I know that feeling well. I am not necessarily there right now but I still feel and see glimpses of it. I experience hill and valley moments all the time. It is the normal cycle of life. And then there are the down seasons that go on longer than the normal valleys. You know when you feel like you have fallen into a pit and you’re terrified you will never be able to climb back out? That was me in the summer of 2013. I took a trip to Japan after my ex walked out to try and heal. I couldn’t stop crying. I cried for days before I left. I cried on the entire 13-hour flight (when I wasn’t sleeping). I cried when my friend picked me up at the airport and during the hour car ride to her house. I cried for a week straight while I was there. Then we took a surprise trip to Okinawa and there I finally stopped crying. God was waiting for me there. Or maybe I actually decided to look for Him there. I was out of options.

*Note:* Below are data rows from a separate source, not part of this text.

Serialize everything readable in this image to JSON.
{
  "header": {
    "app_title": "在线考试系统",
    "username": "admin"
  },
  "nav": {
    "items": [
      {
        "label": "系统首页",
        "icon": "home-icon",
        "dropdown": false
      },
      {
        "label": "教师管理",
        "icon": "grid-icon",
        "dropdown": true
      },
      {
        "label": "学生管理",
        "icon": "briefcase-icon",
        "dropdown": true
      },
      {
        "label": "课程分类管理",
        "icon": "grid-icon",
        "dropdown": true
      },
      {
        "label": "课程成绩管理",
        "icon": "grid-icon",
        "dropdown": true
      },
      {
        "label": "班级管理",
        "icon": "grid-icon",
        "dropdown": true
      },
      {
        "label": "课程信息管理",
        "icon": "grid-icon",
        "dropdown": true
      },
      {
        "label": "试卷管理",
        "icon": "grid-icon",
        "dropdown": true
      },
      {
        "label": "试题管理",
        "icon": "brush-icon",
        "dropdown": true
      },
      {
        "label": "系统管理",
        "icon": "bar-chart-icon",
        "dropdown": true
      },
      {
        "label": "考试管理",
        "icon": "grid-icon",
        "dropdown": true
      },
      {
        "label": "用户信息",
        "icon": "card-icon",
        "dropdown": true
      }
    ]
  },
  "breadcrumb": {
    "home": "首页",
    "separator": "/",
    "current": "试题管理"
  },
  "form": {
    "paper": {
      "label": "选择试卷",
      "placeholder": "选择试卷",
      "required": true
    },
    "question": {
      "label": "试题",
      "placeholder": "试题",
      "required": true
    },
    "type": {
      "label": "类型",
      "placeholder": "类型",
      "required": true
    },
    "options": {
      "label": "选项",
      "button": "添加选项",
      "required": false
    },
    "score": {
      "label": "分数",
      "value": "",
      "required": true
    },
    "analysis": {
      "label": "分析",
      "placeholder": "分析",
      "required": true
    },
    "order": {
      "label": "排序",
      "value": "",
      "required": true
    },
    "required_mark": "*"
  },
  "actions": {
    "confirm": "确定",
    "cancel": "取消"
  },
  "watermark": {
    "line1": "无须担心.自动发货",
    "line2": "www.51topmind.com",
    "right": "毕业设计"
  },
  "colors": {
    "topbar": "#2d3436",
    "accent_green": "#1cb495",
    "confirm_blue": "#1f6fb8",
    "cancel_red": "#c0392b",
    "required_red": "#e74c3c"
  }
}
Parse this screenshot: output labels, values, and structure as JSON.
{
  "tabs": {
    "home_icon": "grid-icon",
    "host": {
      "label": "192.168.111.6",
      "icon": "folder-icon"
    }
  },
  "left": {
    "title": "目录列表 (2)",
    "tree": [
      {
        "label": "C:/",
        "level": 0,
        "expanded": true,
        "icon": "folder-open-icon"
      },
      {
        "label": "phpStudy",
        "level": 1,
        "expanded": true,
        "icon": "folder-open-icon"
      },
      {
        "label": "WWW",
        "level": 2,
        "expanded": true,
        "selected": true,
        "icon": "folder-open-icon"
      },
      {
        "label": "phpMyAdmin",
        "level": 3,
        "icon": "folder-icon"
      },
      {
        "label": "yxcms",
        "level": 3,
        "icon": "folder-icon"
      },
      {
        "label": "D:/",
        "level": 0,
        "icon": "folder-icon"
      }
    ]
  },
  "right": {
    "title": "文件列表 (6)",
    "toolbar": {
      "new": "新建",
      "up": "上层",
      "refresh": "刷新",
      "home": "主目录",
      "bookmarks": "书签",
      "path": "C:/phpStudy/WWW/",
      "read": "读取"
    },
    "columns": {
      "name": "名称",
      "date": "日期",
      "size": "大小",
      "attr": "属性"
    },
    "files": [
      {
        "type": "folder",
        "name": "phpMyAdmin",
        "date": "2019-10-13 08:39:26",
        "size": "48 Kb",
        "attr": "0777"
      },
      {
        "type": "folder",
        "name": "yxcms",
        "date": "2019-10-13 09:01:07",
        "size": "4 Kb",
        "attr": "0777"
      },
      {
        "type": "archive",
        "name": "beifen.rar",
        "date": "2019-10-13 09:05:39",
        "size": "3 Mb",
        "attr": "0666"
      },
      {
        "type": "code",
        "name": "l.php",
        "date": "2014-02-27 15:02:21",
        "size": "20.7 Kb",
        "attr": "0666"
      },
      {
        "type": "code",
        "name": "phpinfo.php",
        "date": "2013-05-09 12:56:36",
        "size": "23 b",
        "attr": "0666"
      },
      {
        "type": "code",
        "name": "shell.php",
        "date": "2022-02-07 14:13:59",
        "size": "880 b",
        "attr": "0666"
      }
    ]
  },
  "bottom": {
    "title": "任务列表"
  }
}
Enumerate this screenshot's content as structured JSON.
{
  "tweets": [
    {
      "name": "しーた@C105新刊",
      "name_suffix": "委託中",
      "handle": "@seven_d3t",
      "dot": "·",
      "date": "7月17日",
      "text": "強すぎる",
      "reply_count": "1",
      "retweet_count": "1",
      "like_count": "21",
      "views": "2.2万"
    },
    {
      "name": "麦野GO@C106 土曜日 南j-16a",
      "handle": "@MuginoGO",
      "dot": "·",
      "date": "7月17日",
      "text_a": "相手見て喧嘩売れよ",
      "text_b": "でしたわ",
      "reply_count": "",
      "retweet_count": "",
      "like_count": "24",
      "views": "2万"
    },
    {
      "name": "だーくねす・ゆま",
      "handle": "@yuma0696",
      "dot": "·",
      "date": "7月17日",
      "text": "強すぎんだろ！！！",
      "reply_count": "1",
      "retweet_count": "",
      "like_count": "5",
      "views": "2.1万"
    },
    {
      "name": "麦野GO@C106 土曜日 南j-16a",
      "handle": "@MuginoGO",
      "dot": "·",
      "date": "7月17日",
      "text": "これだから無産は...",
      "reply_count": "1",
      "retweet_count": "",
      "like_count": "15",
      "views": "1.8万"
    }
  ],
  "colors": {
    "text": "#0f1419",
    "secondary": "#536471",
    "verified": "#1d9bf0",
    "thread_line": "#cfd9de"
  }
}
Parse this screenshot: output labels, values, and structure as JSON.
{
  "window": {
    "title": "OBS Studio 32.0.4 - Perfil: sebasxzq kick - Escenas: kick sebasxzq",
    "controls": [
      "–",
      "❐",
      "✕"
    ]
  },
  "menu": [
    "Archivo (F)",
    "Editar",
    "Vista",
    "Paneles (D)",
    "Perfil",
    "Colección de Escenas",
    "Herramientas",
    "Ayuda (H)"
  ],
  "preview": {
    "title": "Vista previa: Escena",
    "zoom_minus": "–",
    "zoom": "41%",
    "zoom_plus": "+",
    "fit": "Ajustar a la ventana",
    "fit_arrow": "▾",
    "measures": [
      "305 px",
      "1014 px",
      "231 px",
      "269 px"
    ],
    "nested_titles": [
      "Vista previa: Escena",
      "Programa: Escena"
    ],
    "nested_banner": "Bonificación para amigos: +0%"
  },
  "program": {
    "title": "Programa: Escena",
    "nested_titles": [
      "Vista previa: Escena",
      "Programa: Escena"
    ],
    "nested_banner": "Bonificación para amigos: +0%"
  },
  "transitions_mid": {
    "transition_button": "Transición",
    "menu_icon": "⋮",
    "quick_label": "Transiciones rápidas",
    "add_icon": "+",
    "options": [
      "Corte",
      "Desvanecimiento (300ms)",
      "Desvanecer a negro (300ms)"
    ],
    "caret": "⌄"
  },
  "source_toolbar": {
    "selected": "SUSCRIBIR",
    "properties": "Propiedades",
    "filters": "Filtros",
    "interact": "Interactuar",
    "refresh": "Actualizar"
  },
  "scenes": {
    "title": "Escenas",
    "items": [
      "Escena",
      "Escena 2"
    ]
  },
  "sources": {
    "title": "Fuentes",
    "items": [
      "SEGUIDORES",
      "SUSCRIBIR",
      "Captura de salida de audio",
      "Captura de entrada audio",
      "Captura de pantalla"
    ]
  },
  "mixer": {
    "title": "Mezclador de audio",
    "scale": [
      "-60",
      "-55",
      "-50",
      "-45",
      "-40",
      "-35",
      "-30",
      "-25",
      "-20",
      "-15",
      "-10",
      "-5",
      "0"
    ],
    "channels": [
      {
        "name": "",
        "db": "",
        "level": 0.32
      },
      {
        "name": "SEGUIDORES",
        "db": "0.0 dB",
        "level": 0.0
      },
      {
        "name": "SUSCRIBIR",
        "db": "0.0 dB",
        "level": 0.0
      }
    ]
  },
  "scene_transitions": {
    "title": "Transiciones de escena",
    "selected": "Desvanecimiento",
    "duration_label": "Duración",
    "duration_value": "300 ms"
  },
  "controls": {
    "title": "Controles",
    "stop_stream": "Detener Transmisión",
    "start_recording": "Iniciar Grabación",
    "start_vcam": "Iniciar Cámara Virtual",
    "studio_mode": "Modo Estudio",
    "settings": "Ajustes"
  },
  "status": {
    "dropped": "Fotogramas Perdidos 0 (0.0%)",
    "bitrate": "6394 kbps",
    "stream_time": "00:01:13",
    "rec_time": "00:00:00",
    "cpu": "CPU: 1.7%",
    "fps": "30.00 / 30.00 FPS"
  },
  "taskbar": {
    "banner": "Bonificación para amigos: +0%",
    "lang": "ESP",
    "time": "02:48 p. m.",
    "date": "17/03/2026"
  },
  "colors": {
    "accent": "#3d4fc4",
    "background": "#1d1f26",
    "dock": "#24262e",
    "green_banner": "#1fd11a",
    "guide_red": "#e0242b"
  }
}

I just watched a short video of a popular female preacher. She said a lot in about 15 seconds that reminded me of everything I just wrote. “Loving the wrong person that makes you feel as though loving you is hard work…is a waste of your time. When someone keeps trying to let you go, let them go! Your future is never tied to someone that walked out on you.” ~ Kim Pothier

I was just scrolling Instagram and happened upon her video and all of those memories came flooding back from my last marriage ending. I am healed now…it was a long road but I am back to me again. Her words spoke to me though. He walked out on me 4 months after we got married and I begged him to stay. He did, but left for good 2 weeks after our one-year anniversary. WHY did I put so much value into a relationship with someone who was not with me for the long haul??? I think about all the tears I cried and how heartbroken I was and how much time I spent recovering. Sometimes I feel like it was a waste like Kim P. said, but then I remember no love is a waste…even if it did tear me apart. It taught me a lot more about myself than I ever wanted to know, but today I am thankful for it. It made me realize that putting another human being first in my life was messed up. We are not meant to give our all to another person first…our all needs to go to God so that we know how to love someone else properly as well as know how to be loved properly. None of that was happening in any of my past relationships. Two failed marriages and two other long-term relationships later…I finally get it. Today I do not define myself by a relationship with a man. I define myself by my relationship with God.

And as a single Christian woman, life is not exactly easy. I don’t fit in a lot of places where I used to. I do feel alone most of the time. I cannot really seem to make real connections at church. My friends and family are busy with their lives. My dad and my cats are pretty much my source of comfort right now. And as lonely as it feels some days, I am okay with it. I have been down as low as one can get and I lived to tell about it. This too shall pass. He makes sure of that. So no matter how I FEEL I know I am going to be okay. My focus is on taking one day at a time and knowing that no matter how dark things might seem…God is always there with me. That brings me much comfort.

Blessings,

Stacey ~ iamalive

One Reply to “Alone”

  1. This has me in tears as I know this feeling all to well. Just the other day (1 of my “down” days) I was just thinking about the lack of real connections I have at this church I recently started to attend as well as family & friends that are busy with their lives or moved on in some way. I too feel alone in this journey which at times can be challenging pushing through on your own. The good thing is even on days of doubt and discouragement I do believe it is necessary and will pass. I do believe the pain will be worth it in the end. Its taking me some time to fully overcome but I am much better than where I stared. I am not at all fully there with allowing God to take full control but my heart knows I need to trust Him.